医療機器の製造販売業

医療機器製造販売業

薬機法では、製造販売業と製造業をつぎのようなグループに区分しています。品目の特性に応じて許認可などの取り扱いをグループ単位で定めていますので、それぞれのグループで許認可の手続きなどほぼ共通するような規定となっています。それにしたがってべつに医薬品・医薬部外品・化粧品の製造販売業、製造業についてまとめていますが、ここでは医療機器を取り上げ、その営業の許認可について書きます(体外診断用医薬品が医療機器とほぼ同様のルールで括られています)。

  • 医薬品、医薬部外品、化粧品
  • 医療機器、体外診断用医薬品
  • 再生医療等製品

医療機器を製造販売するには、厚生労働大臣の許可を受けなくてなりません。申請届出等の実務は製造販売業者の事務所の所在地の都道府県知事が行ないます。また、これらの許可の有効期間は5年間となっていますので、5年ごとの更新が必要です。

医療機器はそのリスクの度合いに応じて高度管理医療機器、管理医療機器、一般医療機器に区分されています。そして、医療機器の製造販売業も扱う製品に応じてつぎのように区分されています。

  • 第一種医療機器製造販売業…高度管理医療機器(クラスⅢ及びクラスⅣ)まで。
  • 第二種医療機器製造販売業…管理医療機器(クラスⅡ)まで。
  • 第三種医療機器製造販売業…一般医療機器(クラスⅠ)のみ。

上記の医療機器の種類については、次のように位置づけられています。(詳細は〈医療機器の分類と運用〉に)

  • 高度管理医療機器
    医療機器であつて、副作用又は機能の障害が生じた場合において人の生命及び健康に重大な影響を与えるおそれがあることからその適切な管理が必要なものとして、厚生労働大臣が指定するもの
  • 管理医療機器
    高度管理医療機器以外の医療機器であつて、副作用又は機能の障害が生じた場合において人の生命及び健康に影響を与えるおそれがあることからその適切な管理が必要なものとして、厚生労働大臣が指定するもの
  • 一般医療機器
    高度管理医療機器及び管理医療機器以外の医療機器であつて、副作用又は機能の障害が生じた場合においても、人の生命及び健康に影響を与えるおそれがほとんどないものとして、厚生労働大臣が指定するもの

許可の基準

医療機器製造販売業の許可を受けるには、次の基準を満たさなくてはなりません。

  1. 申請に係る医療機器の製造管理又は品質管理に係る業務を行う体制が、べつに定める基準に適合すること
  2. 申請に係る医療機器の製造販売後安全管理の方法が、べつに定める基準に適合すること
  3. 申請者が欠格事項に該当しないこと

1については、「医療機器又は体外診断用医薬品の製造管理又は品質管理に係る業務を行う体制の基準に関する省令(体制省令)」、2は「医薬品、医薬部外品、化粧品、医療機器及び再生医療等製品の製造販売後安全管理の基準に関する省令(GVP省令」が定められ、この基準に従った体制の確立と事業運営が求められます。また、体制省令は製造販売業者の製造管理又は品質管理に係る業務に必要な体制を「医療機器及び体外診断用医薬品の製造管理及び品質管理の基準に関する省令(QMS省令)」に基づいて整備するよう求めています。

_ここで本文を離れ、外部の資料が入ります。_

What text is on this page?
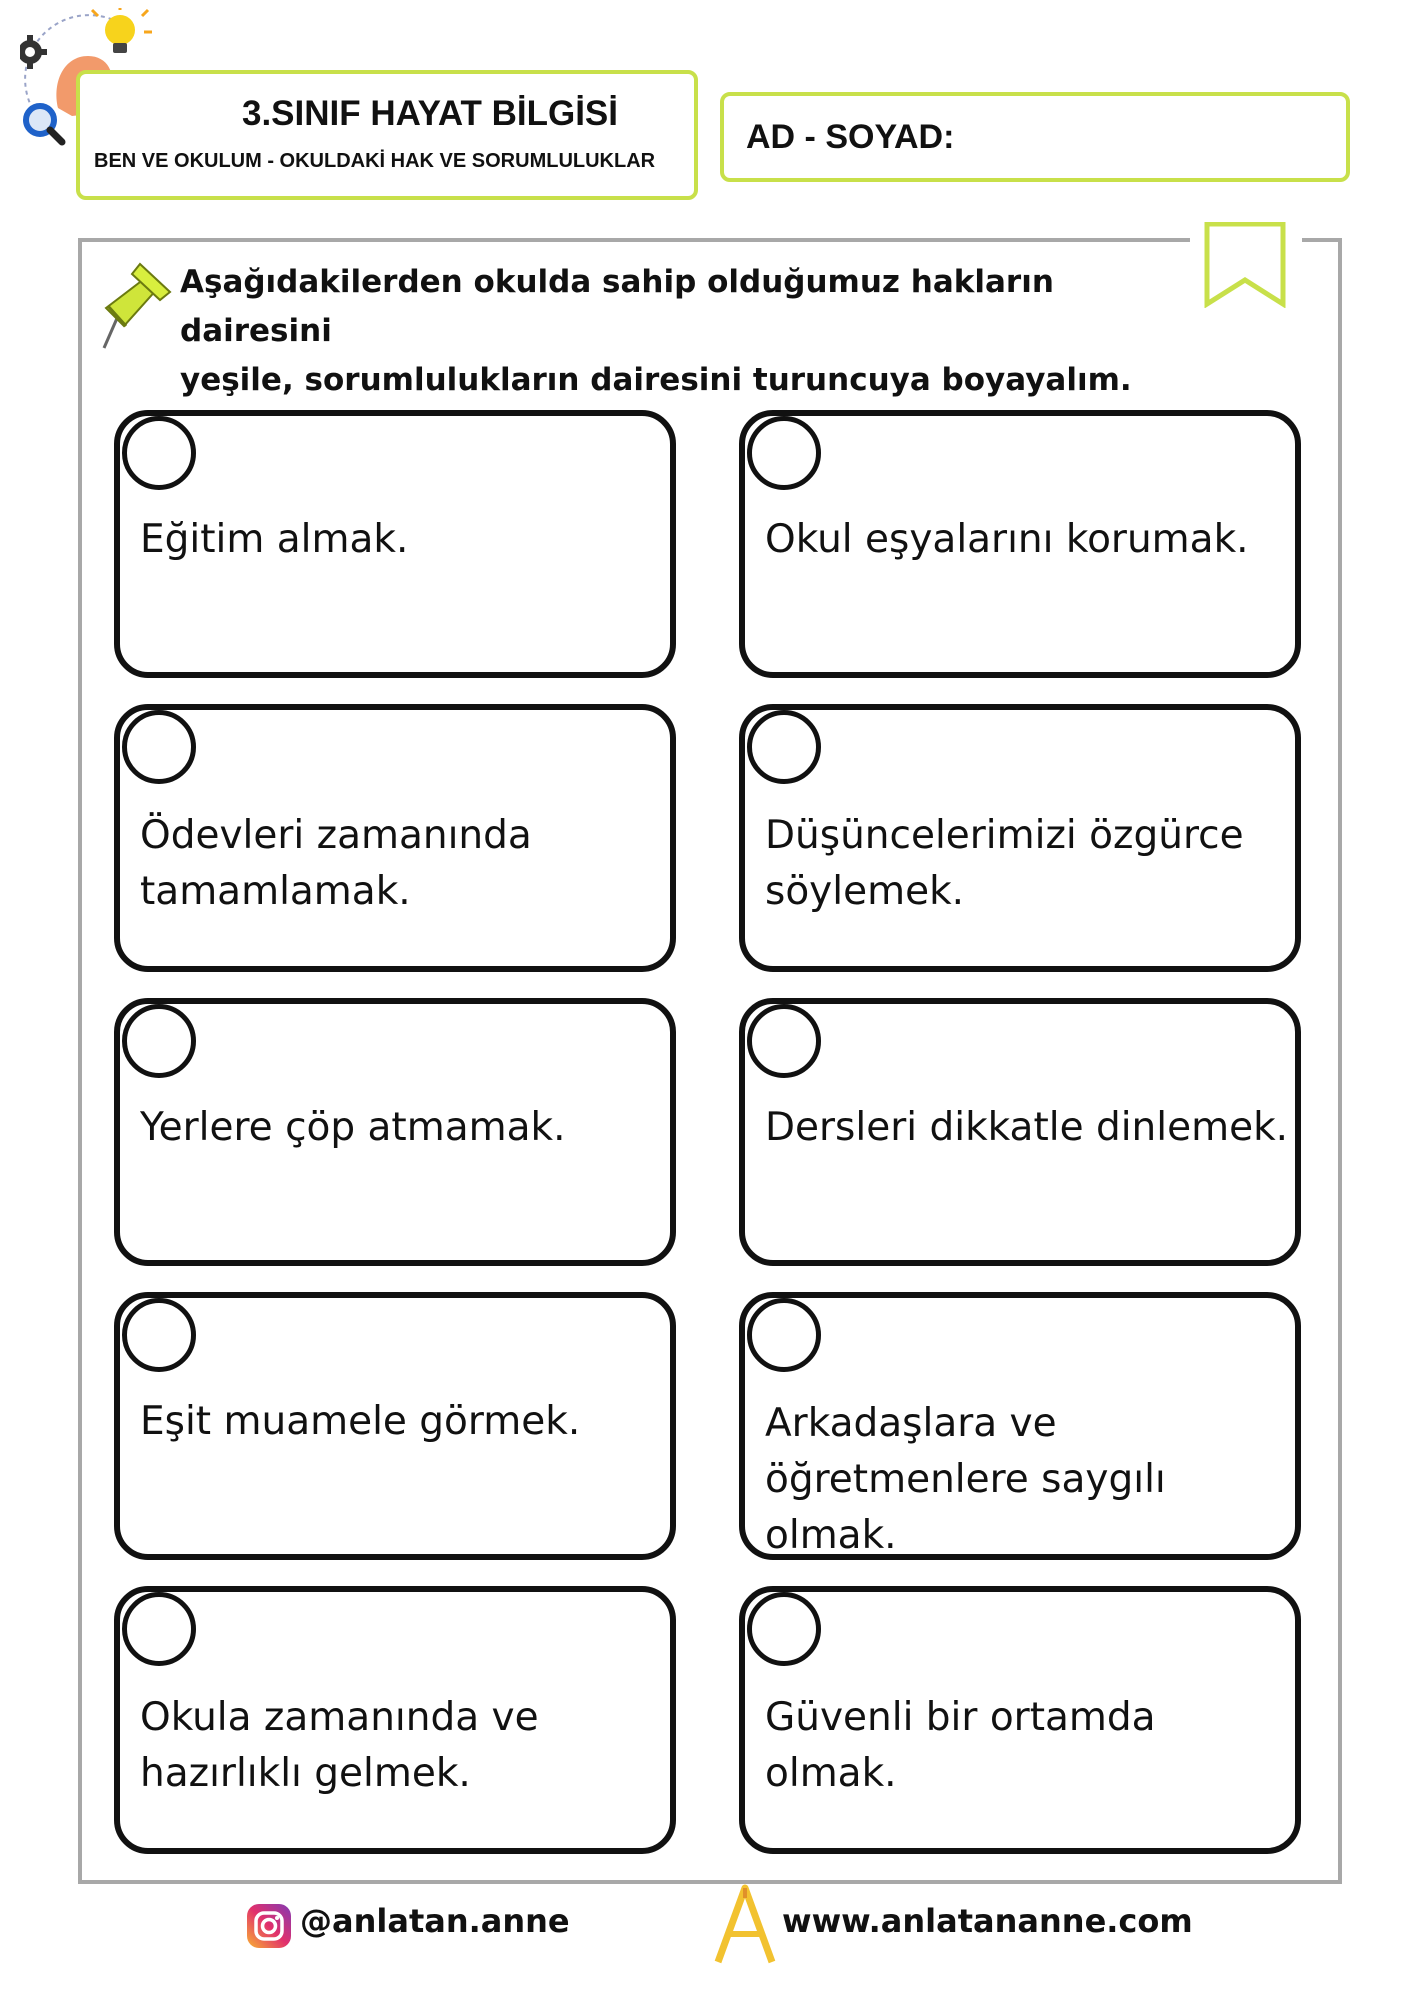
3.SINIF HAYAT BİLGİSİ
BEN VE OKULUM - OKULDAKİ HAK VE SORUMLULUKLAR
AD - SOYAD:
Aşağıdakilerden okulda sahip olduğumuz hakların dairesini
yeşile, sorumlulukların dairesini turuncuya boyayalım.
Eğitim almak.	Okul eşyalarını korumak.
Ödevleri zamanında
tamamlamak.
Düşüncelerimizi özgürce
söylemek.
Yerlere çöp atmamak.	Dersleri dikkatle dinlemek.
Eşit muamele görmek.	Arkadaşlara ve
öğretmenlere saygılı olmak.
Okula zamanında ve
hazırlıklı gelmek.
Güvenli bir ortamda
olmak.
@anlatan.anne	www.anlatananne.com
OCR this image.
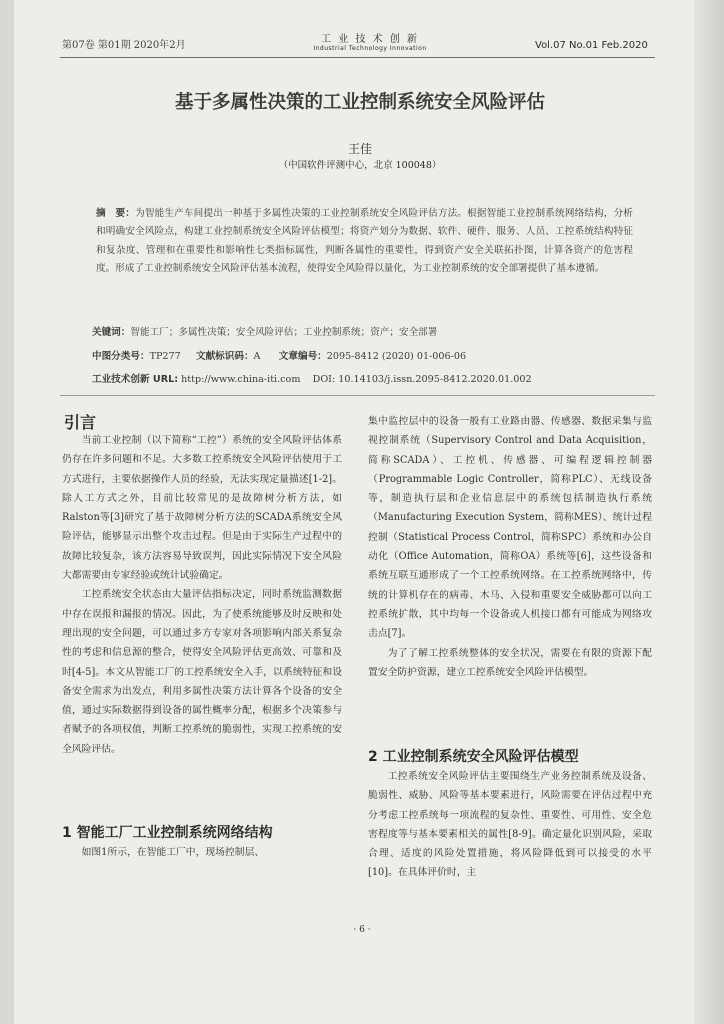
第07卷 第01期 2020年2月
工 业 技 术 创 新
Industrial Technology Innovation	Vol.07 No.01 Feb.2020
基于多属性决策的工业控制系统安全风险评估
王佳
（中国软件评测中心，北京 100048）
摘　要：为智能生产车间提出一种基于多属性决策的工业控制系统安全风险评估方法。根据智能工业控制系统网络结构，分析和明确安全风险点，构建工业控制系统安全风险评估模型；将资产划分为数据、软件、硬件、服务、人员、工控系统结构特征和复杂度、管理和在重要性和影响性七类指标属性，判断各属性的重要性，得到资产安全关联拓扑图，计算各资产的危害程度。形成了工业控制系统安全风险评估基本流程，使得安全风险得以量化，为工业控制系统的安全部署提供了基本遵循。
关键词：智能工厂；多属性决策；安全风险评估；工业控制系统；资产；安全部署
中图分类号：TP277 文献标识码：A 文章编号：2095-8412 (2020) 01-006-06
工业技术创新 URL: http://www.china-iti.com DOI: 10.14103/j.issn.2095-8412.2020.01.002
引言

当前工业控制（以下简称“工控”）系统的安全风险评估体系仍存在许多问题和不足。大多数工控系统安全风险评估使用于工方式进行，主要依据操作人员的经验，无法实现定量描述[1-2]。除人工方式之外，目前比较常见的是故障树分析方法，如Ralston等[3]研究了基于故障树分析方法的SCADA系统安全风险评估，能够显示出整个攻击过程。但是由于实际生产过程中的故障比较复杂，该方法容易导致误判，因此实际情况下安全风险大都需要由专家经验或统计试验确定。

工控系统安全状态由大量评估指标决定，同时系统监测数据中存在误报和漏报的情况。因此，为了使系统能够及时反映和处理出现的安全问题，可以通过多方专家对各项影响内部关系复杂性的考虑和信息源的整合，使得安全风险评估更高效、可靠和及时[4-5]。本文从智能工厂的工控系统安全入手，以系统特征和设备安全需求为出发点，利用多属性决策方法计算各个设备的安全值，通过实际数据得到设备的属性概率分配，根据多个决策参与者赋予的各项权值，判断工控系统的脆弱性，实现工控系统的安全风险评估。

1 智能工厂工业控制系统网络结构

如图1所示，在智能工厂中，现场控制层、

集中监控层中的设备一般有工业路由器、传感器、数据采集与监视控制系统（Supervisory Control and Data Acquisition，简称SCADA）、工控机、传感器、可编程逻辑控制器（Programmable Logic Controller，简称PLC）、无线设备等，制造执行层和企业信息层中的系统包括制造执行系统（Manufacturing Execution System，简称MES）、统计过程控制（Statistical Process Control，简称SPC）系统和办公自动化（Office Automation，简称OA）系统等[6]，这些设备和系统互联互通形成了一个工控系统网络。在工控系统网络中，传统的计算机存在的病毒、木马、入侵和重要安全威胁都可以向工控系统扩散，其中均每一个设备或人机接口都有可能成为网络攻击点[7]。

为了了解工控系统整体的安全状况，需要在有限的资源下配置安全防护资源，建立工控系统安全风险评估模型。

2 工业控制系统安全风险评估模型

工控系统安全风险评估主要围绕生产业务控制系统及设备、脆弱性、威胁、风险等基本要素进行，风险需要在评估过程中充分考虑工控系统每一项流程的复杂性、重要性、可用性、安全危害程度等与基本要素相关的属性[8-9]。确定量化识别风险，采取合理、适度的风险处置措施，将风险降低到可以接受的水平[10]。在具体评价时，主

· 6 ·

QMS省令は国際規格であるISO13485との整合を図るものとして定められており、製造管理と品質管理に関わるものですが、その業務については製造業者ではなく製造販売業者にこの基準への対応が求められています。もっとも実務上は製造販売業者を通して製造業者もこの基準への適合を求められることになります。

責任者等の組織体制

医療機器の製造販売業者は、医療機器の製造管理及び品質管理並びに製造販売後安全管理を行わせるために、総括製造販売責任者を選任し配置しなければなりません。総括製造販売責任者は、必要な能力及び経験を有する者として省令で定める要件を満たす人でなくてはなりません。

なお、GVP省令では安全確保業務、QMS省令では品質管理業務を担う部門について省令で定める責任者として必要な人員を配置するよう求めています。

製造販売の承認等

医療機器を製造販売するには、その品目ごとに承認・認証・届出のいずれかの手続きを行なわなくてはなりません。すなわち、リスクの度合いに応じて定められたクラス分類(上記参照)に応じてつぎのような手続きになります。

  • 厚生労働大臣の承認……下記を除く高度管理医療機器・管理医療機器
  • 登録認証機関による認証……厚生労働大臣が基準を定めて指定する高度管理医療機器・管理医療機器
  • 製造販売届出……一般医療機器

なお、この承認・届出事務は、主に独立行政法人医薬品医療機器総合機構が実務を行なっています。認証については、厚生労働大臣の登録を受けた民間の登録認証機関が行ないます。